La censure sévissait-elle du temps de Diogène ?

Philippe a dit…

Erwan
Concernant : "Sinon, quel esprit, Phillipe, quel esprit ! Vous enfoncez notre ami Mousset dans les affres de la médiocrité servile."
concernant l'UE
Je n'ai aucun mérite actuellement ... il y a qq années j'ai essayé de me faire une opinion perso sur le fonctionnement interne de l'UE, sur ses liens avec l'OMC, sur les accords qu'elles ont passé ... en allant lire certains traités et docs internes à ses organismes ... en visionnant des vidéos de spécialistes et en allant à plusieurs conférences ... pour ou contre (même une réunion favorable à l'Europe actuelle de 2 jours).
Y compris sur les racines du système la Société du Mt Pélerin ... les accords de Bretton Woods ... apprendre qu'au final tout est ratifié avec régularité par les parlements nationaux dont les membres répètent sans honte dans leurs circonscriptions ... "c'est la faute à Bruxelles" alors que dans la plupart des "accords" il y a des clauses de sauvegarde ou des clauses sociales zappées non utilisées etc. etc. etc.
bref j'étais fou.
Perdre ses illusions, est-ce vraiment utile ? Croire que tout le monde est franc du collier, que tout le monde il est bon c'est concon mais tellement joyeux !
Concernant les commentaires perso
Attention à ne pas favoriser une levée de bouclier de l'ensemble des collègues ... ce qui conduirait possiblement à un isolement professionnel ... terrain idéal qui permettrait à un esprit pervers (il en a toujours) de monter sur la durée un processus de harcèlement professionnel.

Erwan Blesbois a dit…

Merci à Philippe pour son soutien, oui effectivement la perversion est mon pire ennemi, celui dont je dois me méfier le plus, je ne ferai aucune référence à ma famille, mais en matière de perversion narcissique j'ai été verni, lire mes blogs pour se faire une idée.
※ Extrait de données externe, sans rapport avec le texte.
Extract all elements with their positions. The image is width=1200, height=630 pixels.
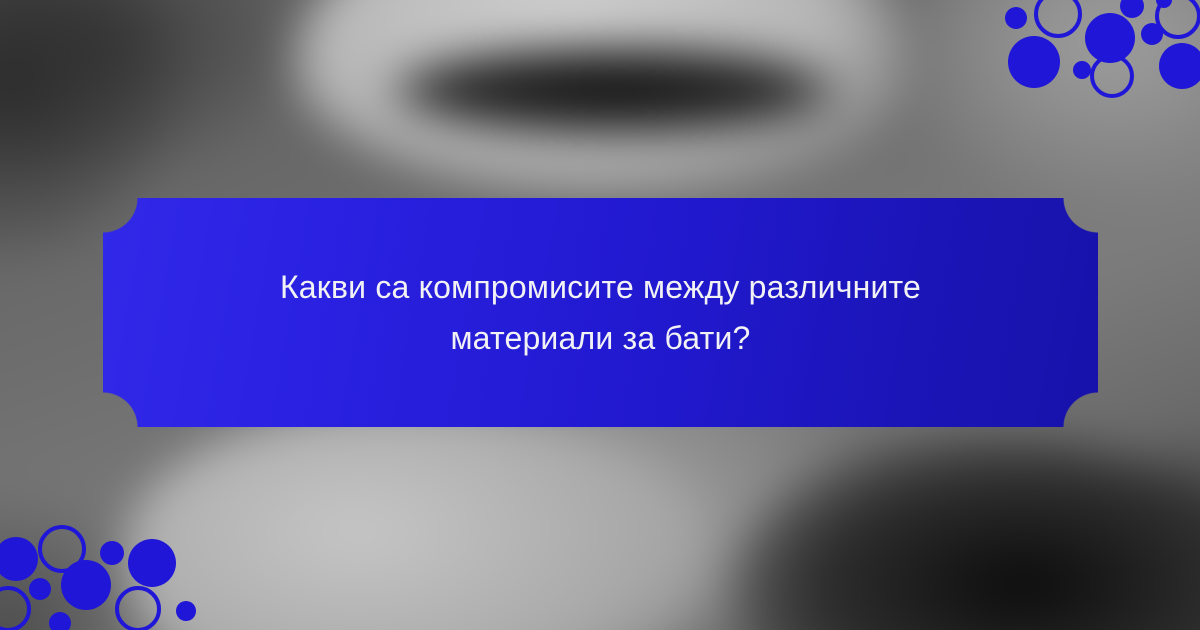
dot-cluster-icon <box>984 0 1200 104</box>
background-blob-brim <box>389 45 838 135</box>
banner-question-text: Какви са компромисите между различните м… <box>201 262 1001 363</box>
decorative-dots-top-right <box>984 0 1200 104</box>
question-banner: Какви са компромисите между различните м… <box>103 198 1098 427</box>
dot-cluster-icon <box>0 513 210 630</box>
share-card: Какви са компромисите между различните м… <box>0 0 1200 630</box>
decorative-dots-bottom-left <box>0 513 210 630</box>
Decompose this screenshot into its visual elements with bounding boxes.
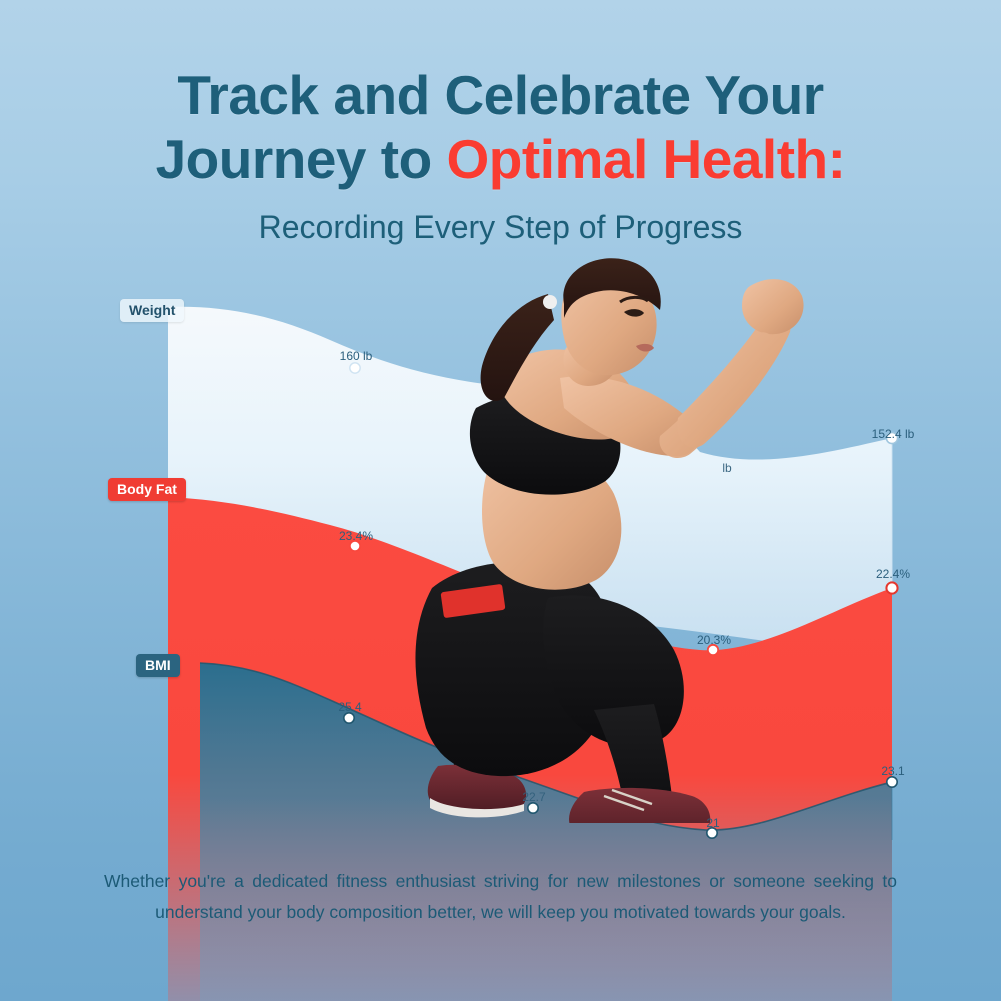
page-title-line-1: Track and Celebrate Your [0,68,1001,123]
bodyfat-label-2: 20.3% [697,633,731,647]
page-title-line-2: Journey to Optimal Health: [0,132,1001,187]
bmi-label-2: 22.7 [522,790,545,804]
weight-label-2: lb [722,461,731,475]
header: Track and Celebrate Your Journey to Opti… [0,0,1001,246]
page-title-plain: Journey to [156,128,447,190]
bmi-label-3: 21 [706,816,719,830]
weight-label-1: 160 lb [340,349,373,363]
bmi-label-1: 25.4 [338,700,361,714]
page-subtitle: Recording Every Step of Progress [0,209,1001,246]
bodyfat-label-1: 23.4% [339,529,373,543]
promo-banner: Track and Celebrate Your Journey to Opti… [0,0,1001,1001]
bodyfat-point-3[interactable] [886,582,897,593]
bodyfat-label-3: 22.4% [876,567,910,581]
weight-label-3: 152.4 lb [872,427,915,441]
legend-pill-bmi[interactable]: BMI [136,654,180,677]
page-title-accent: Optimal Health: [447,128,846,190]
footer-paragraph: Whether you're a dedicated fitness enthu… [104,866,897,927]
legend-pill-body-fat[interactable]: Body Fat [108,478,186,501]
bmi-point-4[interactable] [887,777,897,787]
bmi-label-4: 23.1 [881,764,904,778]
weight-point-1[interactable] [350,363,360,373]
bmi-point-2[interactable] [528,803,538,813]
bmi-point-1[interactable] [344,713,354,723]
legend-pill-weight[interactable]: Weight [120,299,184,322]
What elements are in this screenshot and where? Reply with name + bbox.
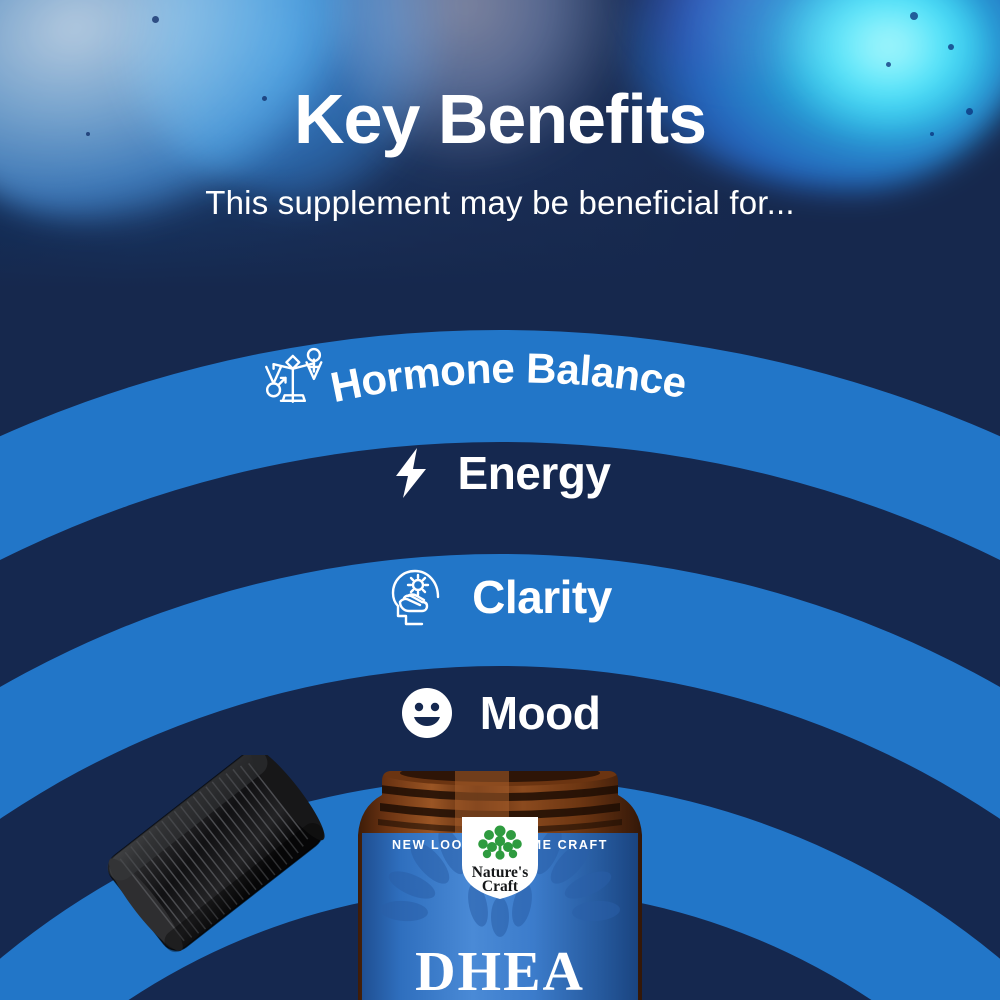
- brand-badge: Nature's Craft: [462, 817, 538, 899]
- benefit-label-energy: Energy: [458, 446, 611, 500]
- benefit-row-energy: Energy: [0, 446, 1000, 500]
- benefit-label-clarity: Clarity: [472, 570, 612, 624]
- black-ribbed-bottle-cap: [101, 755, 333, 958]
- balance-scale-gender-icon: [266, 349, 321, 402]
- lightning-bolt-icon: [390, 446, 432, 500]
- bottle-graphic: NEW LOOK SAME CRAFT: [0, 755, 1000, 1000]
- benefit-label-hormone-balance: Hormone Balance: [327, 344, 690, 411]
- product-name: DHEA: [415, 941, 585, 1000]
- head-hand-sun-icon: [388, 566, 446, 628]
- benefit-row-hormone-balance: Hormone Balance: [0, 322, 1000, 432]
- svg-text:Hormone Balance: Hormone Balance: [327, 344, 690, 411]
- hormone-balance-curved-text: Hormone Balance: [0, 322, 1000, 432]
- benefit-row-mood: Mood: [0, 686, 1000, 740]
- benefit-row-clarity: Clarity: [0, 566, 1000, 628]
- page-title: Key Benefits: [0, 84, 1000, 154]
- page-subtitle: This supplement may be beneficial for...: [0, 186, 1000, 219]
- product-bottle-area: NEW LOOK SAME CRAFT: [0, 755, 1000, 1000]
- key-benefits-infographic: Key Benefits This supplement may be bene…: [0, 0, 1000, 1000]
- benefit-label-mood: Mood: [480, 686, 601, 740]
- brand-name-line2: Craft: [482, 878, 519, 895]
- smiley-face-icon: [400, 686, 454, 740]
- label-tagline-left: NEW LOOK: [392, 838, 474, 852]
- bottle-label: NEW LOOK SAME CRAFT: [362, 817, 638, 1000]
La perversion écrase, opprime, on ne peut rien faire contre un esprit pervers, aucune possibilité de négociation, un esprit pervers est à l'affût de la moindre faille pour vous anéantir, c'est désolant effectivement que la société ne puisse rien faire contre ça, et même selon moi l'encourage, par le libéralisme économique notamment, qui stimule ce qu'il a de pire en l'homme. Le destin c'est le caractère humain, les pervers sentent les failles et s'engouffrent dedans, la perversion c'est selon moi le destin de la société occidentale, quelque chose qui se joue un peu derrière notre dos, la perversion à l'œuvre dans le calcul égoïste de la technique qui se joue à notre insu. On ne peut rien faire contre ça, c'est un destin, une fatalité. Moi je ne sais plus si il faut en rire ou en pleurer tellement la société moderne et absurde et perverse. Mais comme le dit Emmanuel Mousset ingénu en la matière : "je n'ai jamais compris le mal", notre ami Mousset n'a pas accès à cette dimension de l'espèce humaine, et c'est une lacune qui l'empêche d'accéder à beaucoup de vérités sur la société actuelle, il est insensible à la perversité, parce que les pervers n'ont pas d'emprise sur lui ; il n'a pas les failles qui pourraient permettre à un pervers de s'engouffrer dedans, donc il ne comprend pas la perversité et ne la voit même pas chez ceux qui sont pervers, comme DSK par exemple. Et notre ami Mousset par ailleurs n'est pas pervers pour un sou, il est ingénu dans son admiration pour les pervers.